President Obama last week released a “framework” for reform of U.S. corporate and small business taxes that would be in addition to recommendations in his 2013 budget for significant changes in individual taxes. Many of the business tax proposals were included in the President’s budget as well.
Obama said the framework would simplify the tax code, lower the corporate rate, eliminate dozens of tax loopholes and subsidies, promote job creation and boost U.S. manufacturing.
According to Diane Lim Rogers, chief economist for The Concord Coalition, the theme of the business tax proposals “is similar to the whole package of tax proposals in the budget: keep statutory marginal tax rates low (or even lower) on everyone, but pay for those lower rates by broadening the tax base in ways that raise burdens on certain types of businesses – those who currently take the most advantage of the tax-expenditure holes in the tax base.”
In a recent blog posting, Rogers gave the tax proposals in the President’s budget a mixed review: “Some of his suggestions are new and would move the country’s unfair, inefficient and overly complex tax system in a positive direction.
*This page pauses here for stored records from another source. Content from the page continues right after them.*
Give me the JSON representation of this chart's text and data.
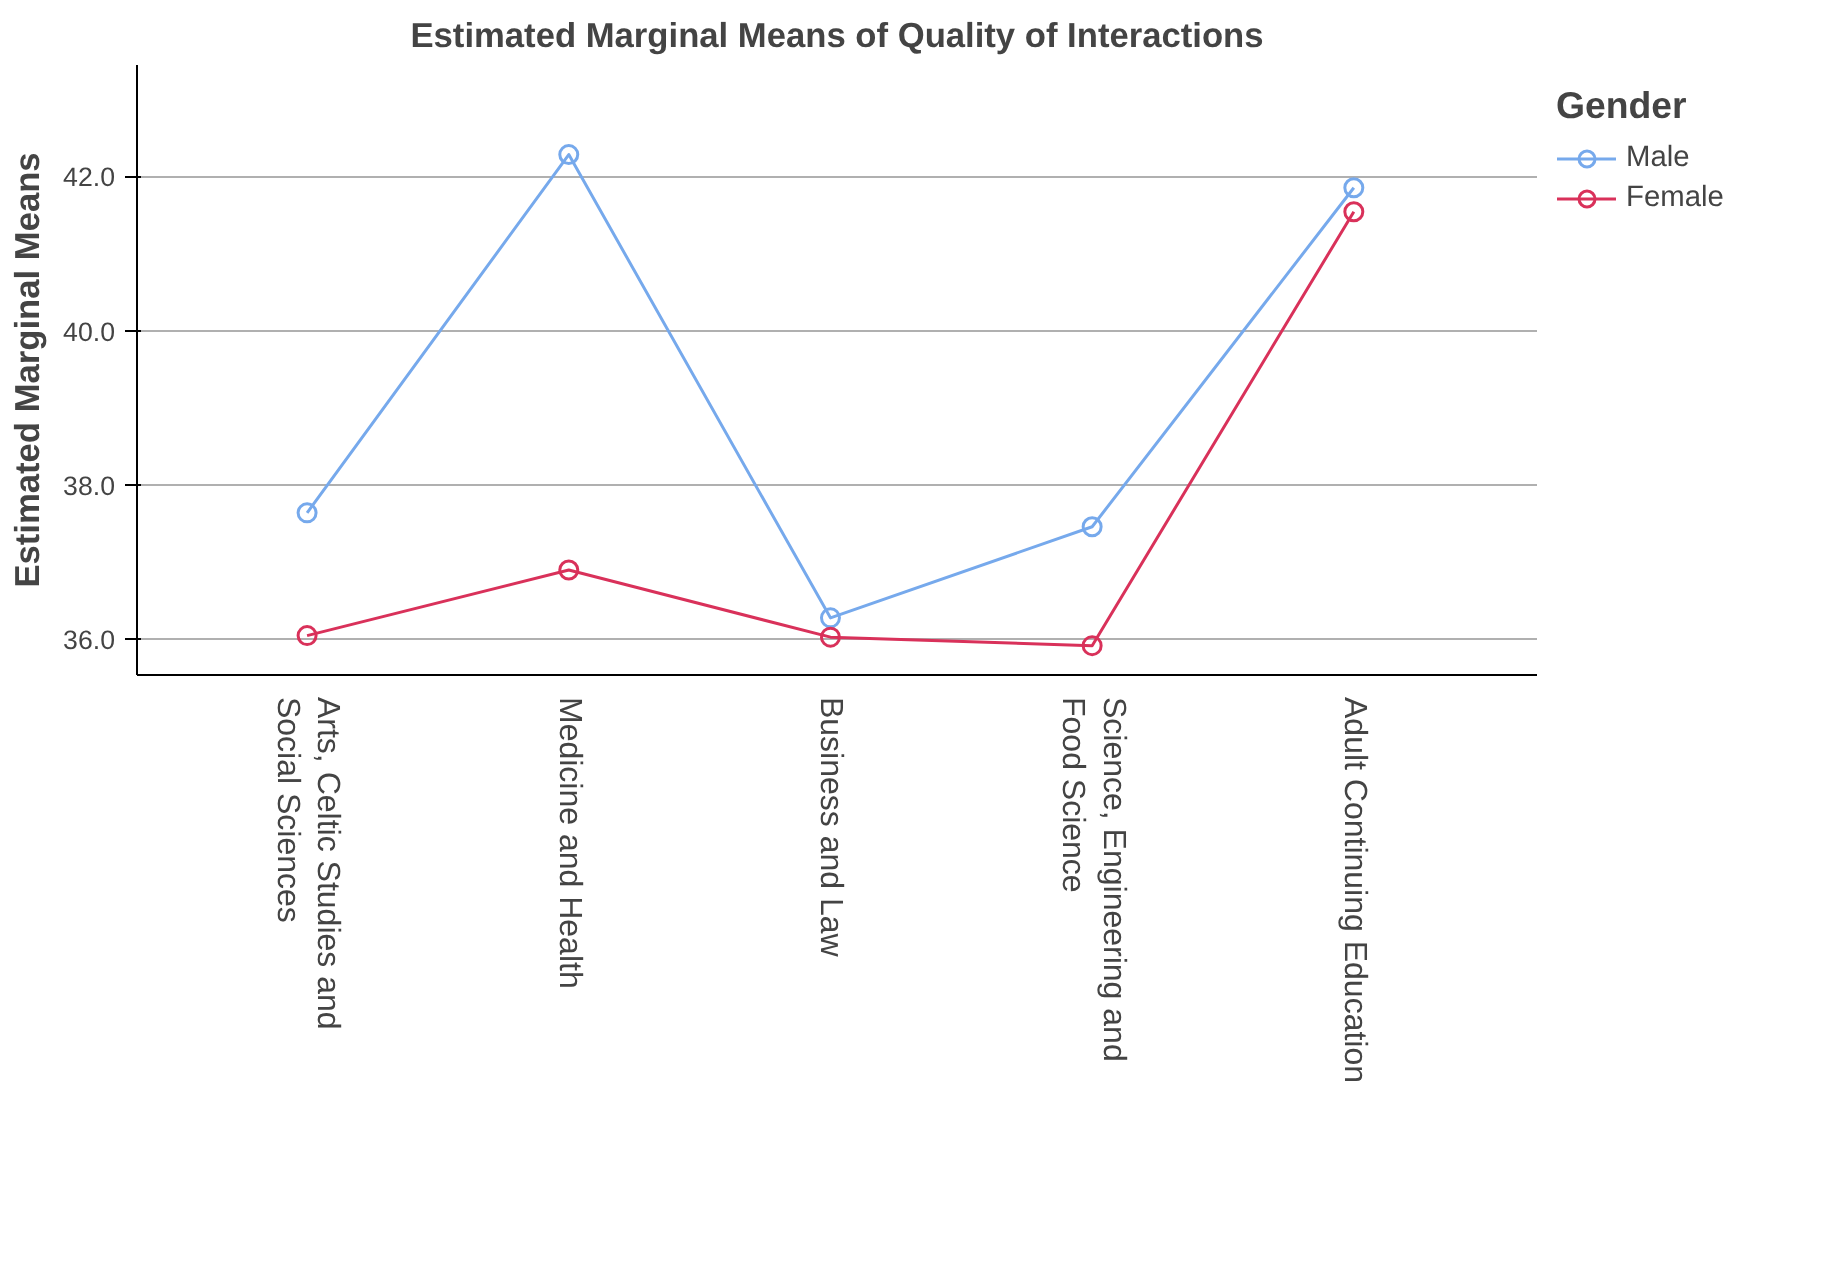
{
  "chart_data": {
    "type": "line",
    "title": "Estimated Marginal Means of Quality of Interactions",
    "ylabel": "Estimated Marginal Means",
    "categories": [
      "Arts, Celtic Studies and Social Sciences",
      "Medicine and Health",
      "Business and Law",
      "Science, Engineering and Food Science",
      "Adult Continuing Education"
    ],
    "series": [
      {
        "name": "Male",
        "color": "#76a9ec",
        "values": [
          37.64,
          42.28,
          36.28,
          37.46,
          41.85
        ]
      },
      {
        "name": "Female",
        "color": "#d9315a",
        "values": [
          36.05,
          36.9,
          36.03,
          35.92,
          41.54
        ]
      }
    ],
    "ylim": [
      35.54,
      43.44
    ],
    "yticks": [
      {
        "value": 36,
        "label": "36.0"
      },
      {
        "value": 38,
        "label": "38.0"
      },
      {
        "value": 40,
        "label": "40.0"
      },
      {
        "value": 42,
        "label": "42.0"
      }
    ],
    "grid": "y",
    "legend": "right",
    "legend_title": "Gender",
    "marker": "circle",
    "line_style": "solid"
  }
}
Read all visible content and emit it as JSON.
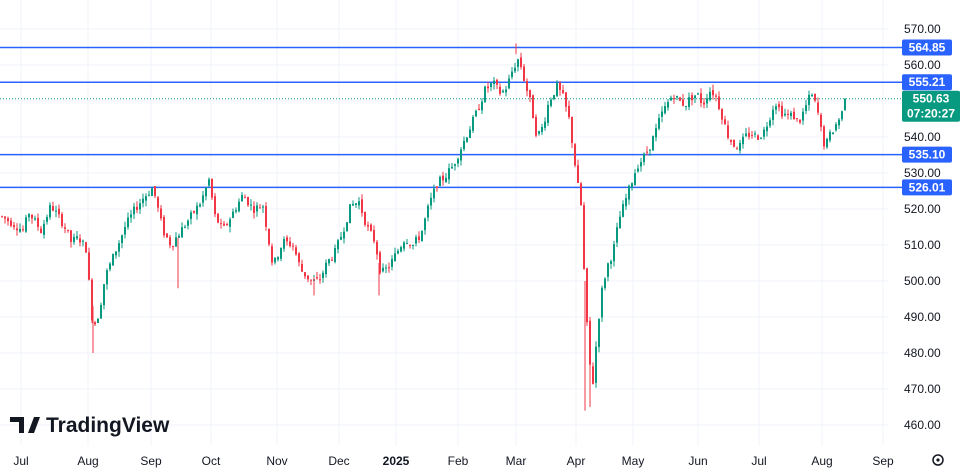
{
  "chart_data": {
    "type": "candlestick",
    "ylim": [
      455,
      575
    ],
    "y_ticks": [
      460,
      470,
      480,
      490,
      500,
      510,
      520,
      530,
      540,
      550,
      560,
      570
    ],
    "y_tick_labels": [
      "460.00",
      "470.00",
      "480.00",
      "490.00",
      "500.00",
      "510.00",
      "520.00",
      "530.00",
      "540.00",
      "550.00",
      "560.00",
      "570.00"
    ],
    "x_labels": [
      {
        "label": "Jul",
        "bold": false
      },
      {
        "label": "Aug",
        "bold": false
      },
      {
        "label": "Sep",
        "bold": false
      },
      {
        "label": "Oct",
        "bold": false
      },
      {
        "label": "Nov",
        "bold": false
      },
      {
        "label": "Dec",
        "bold": false
      },
      {
        "label": "2025",
        "bold": true
      },
      {
        "label": "Feb",
        "bold": false
      },
      {
        "label": "Mar",
        "bold": false
      },
      {
        "label": "Apr",
        "bold": false
      },
      {
        "label": "May",
        "bold": false
      },
      {
        "label": "Jun",
        "bold": false
      },
      {
        "label": "Jul",
        "bold": false
      },
      {
        "label": "Aug",
        "bold": false
      },
      {
        "label": "Sep",
        "bold": false
      }
    ],
    "levels": [
      {
        "value": 564.85,
        "label": "564.85"
      },
      {
        "value": 555.21,
        "label": "555.21"
      },
      {
        "value": 535.1,
        "label": "535.10"
      },
      {
        "value": 526.01,
        "label": "526.01"
      }
    ],
    "last_price": {
      "value": 550.63,
      "label": "550.63",
      "countdown": "07:20:27"
    },
    "colors": {
      "up": "#089981",
      "down": "#f23645",
      "level": "#2962ff",
      "price": "#089981",
      "grid": "#f0f3fa",
      "text": "#131722"
    },
    "series_anchors": [
      [
        0,
        518
      ],
      [
        12,
        516
      ],
      [
        22,
        514
      ],
      [
        28,
        519
      ],
      [
        40,
        514
      ],
      [
        50,
        521
      ],
      [
        62,
        516
      ],
      [
        70,
        511
      ],
      [
        78,
        512
      ],
      [
        85,
        509
      ],
      [
        92,
        487
      ],
      [
        98,
        491
      ],
      [
        104,
        501
      ],
      [
        114,
        508
      ],
      [
        124,
        515
      ],
      [
        134,
        520
      ],
      [
        142,
        523
      ],
      [
        152,
        526
      ],
      [
        162,
        514
      ],
      [
        170,
        510
      ],
      [
        180,
        514
      ],
      [
        190,
        518
      ],
      [
        200,
        522
      ],
      [
        208,
        528
      ],
      [
        214,
        518
      ],
      [
        222,
        514
      ],
      [
        232,
        519
      ],
      [
        242,
        524
      ],
      [
        252,
        520
      ],
      [
        262,
        521
      ],
      [
        272,
        504
      ],
      [
        282,
        511
      ],
      [
        292,
        510
      ],
      [
        300,
        503
      ],
      [
        310,
        500
      ],
      [
        318,
        500
      ],
      [
        326,
        505
      ],
      [
        334,
        508
      ],
      [
        342,
        514
      ],
      [
        350,
        521
      ],
      [
        358,
        522
      ],
      [
        366,
        515
      ],
      [
        374,
        511
      ],
      [
        380,
        502
      ],
      [
        388,
        504
      ],
      [
        396,
        508
      ],
      [
        404,
        512
      ],
      [
        412,
        510
      ],
      [
        420,
        513
      ],
      [
        428,
        521
      ],
      [
        436,
        527
      ],
      [
        444,
        529
      ],
      [
        452,
        532
      ],
      [
        460,
        537
      ],
      [
        468,
        542
      ],
      [
        476,
        547
      ],
      [
        484,
        553
      ],
      [
        492,
        555
      ],
      [
        500,
        552
      ],
      [
        506,
        554
      ],
      [
        512,
        559
      ],
      [
        518,
        562
      ],
      [
        524,
        555
      ],
      [
        530,
        549
      ],
      [
        536,
        540
      ],
      [
        542,
        543
      ],
      [
        548,
        550
      ],
      [
        556,
        554
      ],
      [
        562,
        551
      ],
      [
        568,
        545
      ],
      [
        572,
        537
      ],
      [
        576,
        528
      ],
      [
        580,
        521
      ],
      [
        584,
        497
      ],
      [
        588,
        478
      ],
      [
        592,
        472
      ],
      [
        596,
        485
      ],
      [
        600,
        496
      ],
      [
        606,
        504
      ],
      [
        612,
        508
      ],
      [
        618,
        517
      ],
      [
        624,
        522
      ],
      [
        630,
        527
      ],
      [
        636,
        532
      ],
      [
        642,
        534
      ],
      [
        648,
        537
      ],
      [
        654,
        541
      ],
      [
        660,
        546
      ],
      [
        666,
        549
      ],
      [
        672,
        552
      ],
      [
        678,
        550
      ],
      [
        684,
        549
      ],
      [
        690,
        551
      ],
      [
        696,
        552
      ],
      [
        702,
        549
      ],
      [
        708,
        553
      ],
      [
        714,
        552
      ],
      [
        720,
        547
      ],
      [
        726,
        541
      ],
      [
        732,
        538
      ],
      [
        738,
        537
      ],
      [
        744,
        540
      ],
      [
        750,
        541
      ],
      [
        756,
        540
      ],
      [
        762,
        541
      ],
      [
        768,
        545
      ],
      [
        774,
        550
      ],
      [
        780,
        547
      ],
      [
        786,
        546
      ],
      [
        792,
        546
      ],
      [
        798,
        544
      ],
      [
        804,
        548
      ],
      [
        810,
        552
      ],
      [
        816,
        548
      ],
      [
        820,
        542
      ],
      [
        824,
        537
      ],
      [
        828,
        540
      ],
      [
        834,
        543
      ],
      [
        840,
        546
      ],
      [
        846,
        550.63
      ]
    ]
  },
  "logo": {
    "name": "TradingView"
  }
}
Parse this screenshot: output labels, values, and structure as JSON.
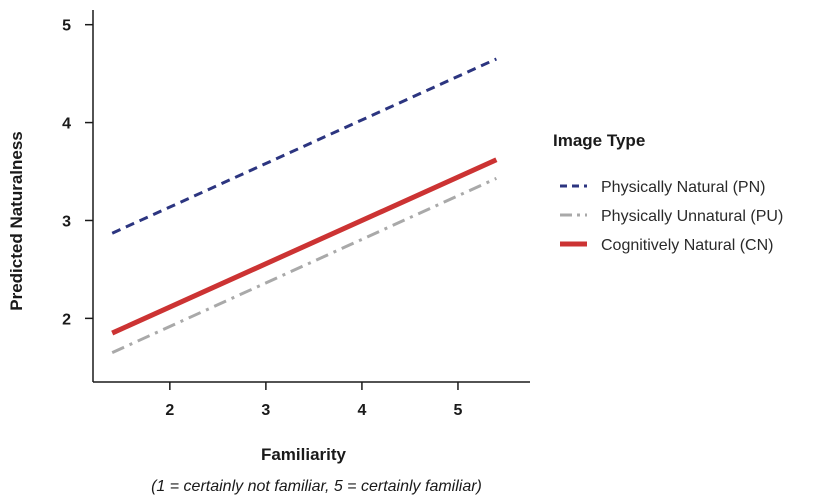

But some of the most costly proposals are the ones we’ve seen many times before.”
She expressed particular disappointment that the administration’s plan would fail to maintain current-law levels of revenue, in part because it would not offset the cost of its proposed extension of most of the Bush tax cuts.
But Rogers praised the administration’s version of the “Buffett rule,” which states that no household making over $1 million a year should pay a smaller share of its income in taxes than middle-class families pay. By reducing tax expenditures rather than raising marginal rates, Rogers said, the administration's approach “could serve as a segue to achieving base-broadening tax reform.”